United Health Group Acquires Patients Like Me

After losing it’s majority stakeholder in April under direct pressure from U.S. regulators, health tech company, Patients Like Me, has been recently purchased by United Health Group. In an announcement, the company explained that in following with the acquisition, Patients Like Me will now join as a part of United’s research arm centered upon healthcare innovation. In a message to members, CEO Jamie Heywood shared: “We’ve chosen to join with UnitedHealth Group Research & Development because they share that same drive to improve health at the individual level and to ensure that healthcare outcomes across the board are more effective.”

Premier & UPMC Partner on New Pharma Supply AI Technology

Health improvement company Premier has partnered with UPMC owned cognitive supply chain company Pensiamo to launch a new pharmaceutical supply chain. The technology tool, CongnitiveRx, monitors market demand and utilizes machine learning to help maintain inventory levels during pharmaceutical shortages. The technology predicts and manages challenges related to drug shortages including inflation, declining reimbursement, and other significant supply chain factors. In a released statement, Pensiamo CEO Jim Szilagy shared: “CognitiveRx provides access to market exclusive recommendations that predict drug supply disruption risk, and support the rapid identification of clinical, purchasing and inventory solutions.”

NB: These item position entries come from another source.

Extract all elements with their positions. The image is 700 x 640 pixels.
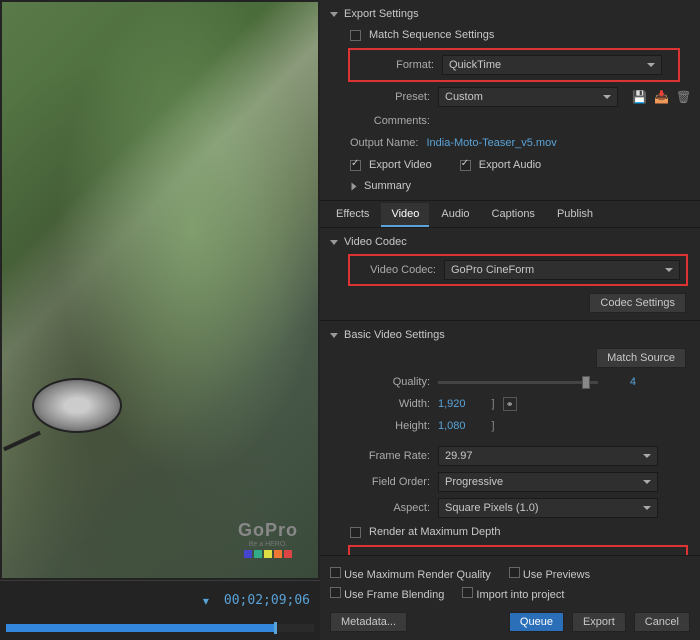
aspect-dropdown[interactable]: Square Pixels (1.0): [438, 498, 658, 518]
preset-dropdown[interactable]: Custom: [438, 87, 618, 107]
height-value[interactable]: 1,080: [438, 420, 466, 432]
tab-publish[interactable]: Publish: [547, 203, 603, 227]
export-audio-checkbox[interactable]: [460, 160, 471, 171]
footer: Use Maximum Render Quality Use Previews …: [320, 555, 700, 640]
export-video-checkbox[interactable]: [350, 160, 361, 171]
progress-bar[interactable]: [6, 624, 314, 632]
link-dimensions-icon[interactable]: ⚭: [503, 397, 517, 411]
preset-label: Preset:: [350, 91, 430, 103]
tab-captions[interactable]: Captions: [482, 203, 545, 227]
summary-toggle[interactable]: Summary: [320, 176, 700, 196]
frame-blending-checkbox[interactable]: [330, 587, 341, 598]
tab-effects[interactable]: Effects: [326, 203, 379, 227]
output-name-link[interactable]: India-Moto-Teaser_v5.mov: [426, 137, 556, 149]
format-label: Format:: [354, 59, 434, 71]
import-project-checkbox[interactable]: [462, 587, 473, 598]
tab-audio[interactable]: Audio: [431, 203, 479, 227]
cancel-button[interactable]: Cancel: [634, 612, 690, 632]
quality-slider[interactable]: [438, 381, 598, 384]
comments-input[interactable]: [438, 113, 690, 129]
video-preview[interactable]: GoPro Be a HERO.: [2, 2, 318, 578]
codec-dropdown[interactable]: GoPro CineForm: [444, 260, 680, 280]
preview-panel: GoPro Be a HERO. ▾ 00;02;09;06: [0, 0, 320, 640]
match-sequence-checkbox[interactable]: [350, 30, 361, 41]
framerate-dropdown[interactable]: 29.97: [438, 446, 658, 466]
settings-panel: Export Settings Match Sequence Settings …: [320, 0, 700, 640]
fieldorder-dropdown[interactable]: Progressive: [438, 472, 658, 492]
save-preset-icon[interactable]: 💾: [632, 90, 646, 104]
width-value[interactable]: 1,920: [438, 398, 466, 410]
max-quality-checkbox[interactable]: [330, 567, 341, 578]
timeline-bar: ▾ 00;02;09;06: [0, 580, 320, 620]
marker-icon[interactable]: ▾: [203, 594, 209, 608]
gopro-logo: GoPro: [238, 520, 298, 541]
export-button[interactable]: Export: [572, 612, 626, 632]
queue-button[interactable]: Queue: [509, 612, 564, 632]
use-previews-checkbox[interactable]: [509, 567, 520, 578]
delete-preset-icon[interactable]: 🗑: [676, 90, 690, 104]
metadata-button[interactable]: Metadata...: [330, 612, 407, 632]
video-codec-header[interactable]: Video Codec: [320, 232, 700, 252]
match-source-button[interactable]: Match Source: [596, 348, 686, 368]
codec-label: Video Codec:: [356, 264, 436, 276]
import-preset-icon[interactable]: 📥: [654, 90, 668, 104]
timecode[interactable]: 00;02;09;06: [224, 593, 310, 608]
codec-settings-button[interactable]: Codec Settings: [589, 293, 686, 313]
quality-value[interactable]: 4: [606, 376, 636, 388]
format-dropdown[interactable]: QuickTime: [442, 55, 662, 75]
comments-label: Comments:: [350, 115, 430, 127]
match-sequence-label: Match Sequence Settings: [369, 29, 494, 41]
basic-video-header[interactable]: Basic Video Settings: [320, 325, 700, 345]
tab-video[interactable]: Video: [381, 203, 429, 227]
max-depth-checkbox[interactable]: [350, 527, 361, 538]
export-settings-header[interactable]: Export Settings: [320, 4, 700, 24]
output-name-label: Output Name:: [350, 137, 418, 149]
settings-tabs: Effects Video Audio Captions Publish: [320, 201, 700, 228]
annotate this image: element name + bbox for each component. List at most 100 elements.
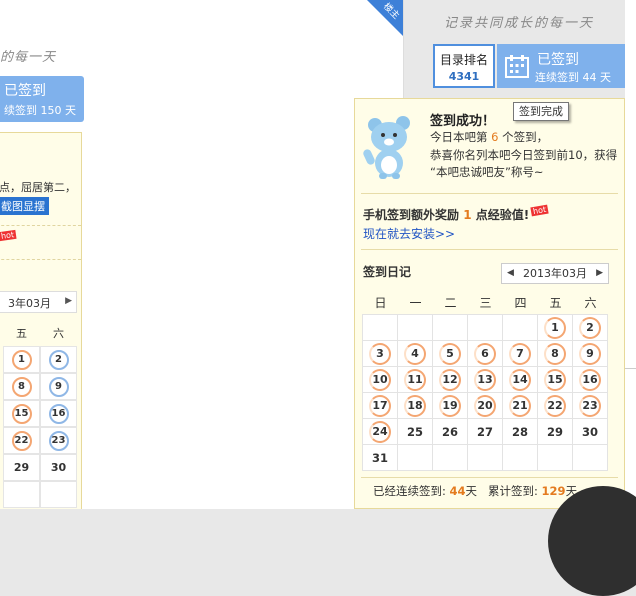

University of Chicago Faces Lawsuit Over Patient Data Sharing With Google

The University of Chicago has been accused of sharing identifiable patient data in a recent potential class action lawsuit. Filed on behalf of a former University of Chicago Medical Center patient (with the goal of expanding to a class action lawsuit if additional patients come forward) the lawsuit claims that University disclosed confidential medical information to Google. Two years ago, the University of Chicago announced a plan to partner with Google to study ways which electronic medical records can make discoveries to improve healthcare standards. Both organizations have stated that the collaboration only included de-identified patient data. The lawsuit claims: “Publicly, Google and the University touted the security measures used to transfer and store these records, along with the fact that they had been ‘de-identified.’ In reality, these records were not sufficiently anonymized and put the patients’ privacy at grave risk.”  In a statement to Fierce Healthcare, Matthew Fisher, a partner with Boston-based law firm Mirick O’Connell explained: “An implied question seems to be whether data can truly be de-identified at this point in time, especially when provided to a big tech company like Google.”